Да простят меня мотоциклисты но речь пойдёт о баянах ( аккордеонах) марки "Юпитер". Кто объяснит лоху ( т.е. мне) что означает - " инструмент от Гусарова "или "инструмент от Баринова"? Разные фабрики? Где Бариновская фабрика? Как с ним связаться ( это возможно?) На сайте Московской фабрики ( якобы Гусаровской) в красном кресле - Юпитеры. Но из форумов - они якобы "корейцы", ( простите изготовитель - за что купил...) отстой и фуфло, кнопки в левой через год проваливаются и разлетаются ( древесину не сушат) и ваще... Муссолини итало рулеззз. Но... наши местные музыканты - деды ( не москва) - говорят - что всё это всерьёз принимать не следует. Тем более цена на полный аккордеон - конвертер Юпитер демократична - 220 целковых - сравнить "Ирину" - 380... типа можно не париться. У ZET10 ( местное погонялово Ю.Ж.) уважаемого мной есть за эту цены итальянцы - но... без ц. планки да и без касотто... за эту сумму.
Прошу комментариев от более опытных и знающих товарищей относительно Юпитеров... С уважением. Заранее благодарю.


----------



## любитель (14 Авг 2013)

хм. никто либо не знает, либо не хочет по неизвестной мне пока причине всё - же внести ясность. Гусаров и Баринов это одна фирма или две разные фирмы под одним именем Юпитер? Ау. Московские акоордеонисты - спецы. Что -ж вы стесняетесь какого то там Любителя из глухомани? ну хоть дайте тогда инфу как связаться с Бариновым. Даже как то неловко чувствую себя.. видимо задел чей - то интерес... Модератор - что - ж вы то молчите... Вы то всё знаете... Как хоть зовут то его и скока ему лет...


----------



## Jupiter (14 Авг 2013)

любитель писал:


> есть за эту цены итальянцы - но... без ц. планки да и без касотто... за эту сумму.

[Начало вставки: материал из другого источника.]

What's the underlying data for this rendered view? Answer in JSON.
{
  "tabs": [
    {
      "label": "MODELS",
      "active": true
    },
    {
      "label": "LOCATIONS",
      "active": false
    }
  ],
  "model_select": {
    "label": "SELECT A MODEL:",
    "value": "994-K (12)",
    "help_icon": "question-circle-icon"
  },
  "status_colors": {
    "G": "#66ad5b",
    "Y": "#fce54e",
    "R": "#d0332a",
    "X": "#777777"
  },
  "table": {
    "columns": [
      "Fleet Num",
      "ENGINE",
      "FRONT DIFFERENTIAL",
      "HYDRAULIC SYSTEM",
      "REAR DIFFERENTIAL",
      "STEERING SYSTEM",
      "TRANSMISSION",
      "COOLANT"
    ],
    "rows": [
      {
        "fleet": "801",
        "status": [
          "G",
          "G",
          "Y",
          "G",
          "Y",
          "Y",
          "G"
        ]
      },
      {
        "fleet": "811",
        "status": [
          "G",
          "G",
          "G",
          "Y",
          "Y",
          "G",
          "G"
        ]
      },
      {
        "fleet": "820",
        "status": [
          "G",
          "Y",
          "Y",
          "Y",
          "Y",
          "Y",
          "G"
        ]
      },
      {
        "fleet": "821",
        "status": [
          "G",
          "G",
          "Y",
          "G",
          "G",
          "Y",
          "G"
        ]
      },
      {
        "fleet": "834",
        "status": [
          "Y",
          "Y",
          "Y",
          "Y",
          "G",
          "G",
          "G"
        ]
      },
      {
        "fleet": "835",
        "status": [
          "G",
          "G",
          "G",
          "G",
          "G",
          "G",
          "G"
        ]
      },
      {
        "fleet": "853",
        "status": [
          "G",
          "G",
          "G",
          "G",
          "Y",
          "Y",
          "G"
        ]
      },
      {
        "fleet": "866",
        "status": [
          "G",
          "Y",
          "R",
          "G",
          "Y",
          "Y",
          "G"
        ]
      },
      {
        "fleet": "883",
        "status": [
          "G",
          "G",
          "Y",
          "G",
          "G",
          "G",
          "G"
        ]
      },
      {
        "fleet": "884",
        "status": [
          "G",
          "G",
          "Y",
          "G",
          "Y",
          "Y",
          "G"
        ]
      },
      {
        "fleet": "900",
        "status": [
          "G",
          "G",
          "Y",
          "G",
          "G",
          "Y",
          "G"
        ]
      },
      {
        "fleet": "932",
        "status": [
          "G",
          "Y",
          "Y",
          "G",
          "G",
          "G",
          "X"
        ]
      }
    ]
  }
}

Есть у него за эту сумму и с кассото. Если речь идёт о аккордеонах.
Юпитер Баринова аккордеоны не делает: только иногда левую часть свою ставит. Есть у него пару аккордеонов - звоните и договаривайтесь. 
Сайт вот: www.bajan.ru


----------



## konstantinov (14 Авг 2013)

http://www.goldaccordion.com/forum/topic_180/1


----------



## zet10 (15 Авг 2013)

любитель писал:


> У ZET10 ( местное погонялово Ю.Ж.) уважаемого мной есть за эту цены итальянцы - но... без ц. планки да и без касотто... за эту сумму


С чего Вы взяли что без кассото?
Если речь идет о выборном аккордеоне ,то цена 4300 евро,если о выборном баяне то 5 тыс.евро.
Все эти инструменты полные с диапазоном у аккордеона на 45 клавиш,а у баяна на 64 и с кассото.
В рублевом эквиваленте не пишу,т.к курс постоянно меняется,а рубль к сожалению обесценивается.
Но в любом случае это самая ВЫГОДНАЯ ЦЕНА на сегодняшний день и дешевле чем "Юпитер" за 220 тыс(как я понимаю Гусаровский)

По поводу цельной планки Вы тоже не правы,т.к цельная планка ставиться по желанию заказчика,но инструмент сразу становиться дороже на 1-1,500 тыс евро.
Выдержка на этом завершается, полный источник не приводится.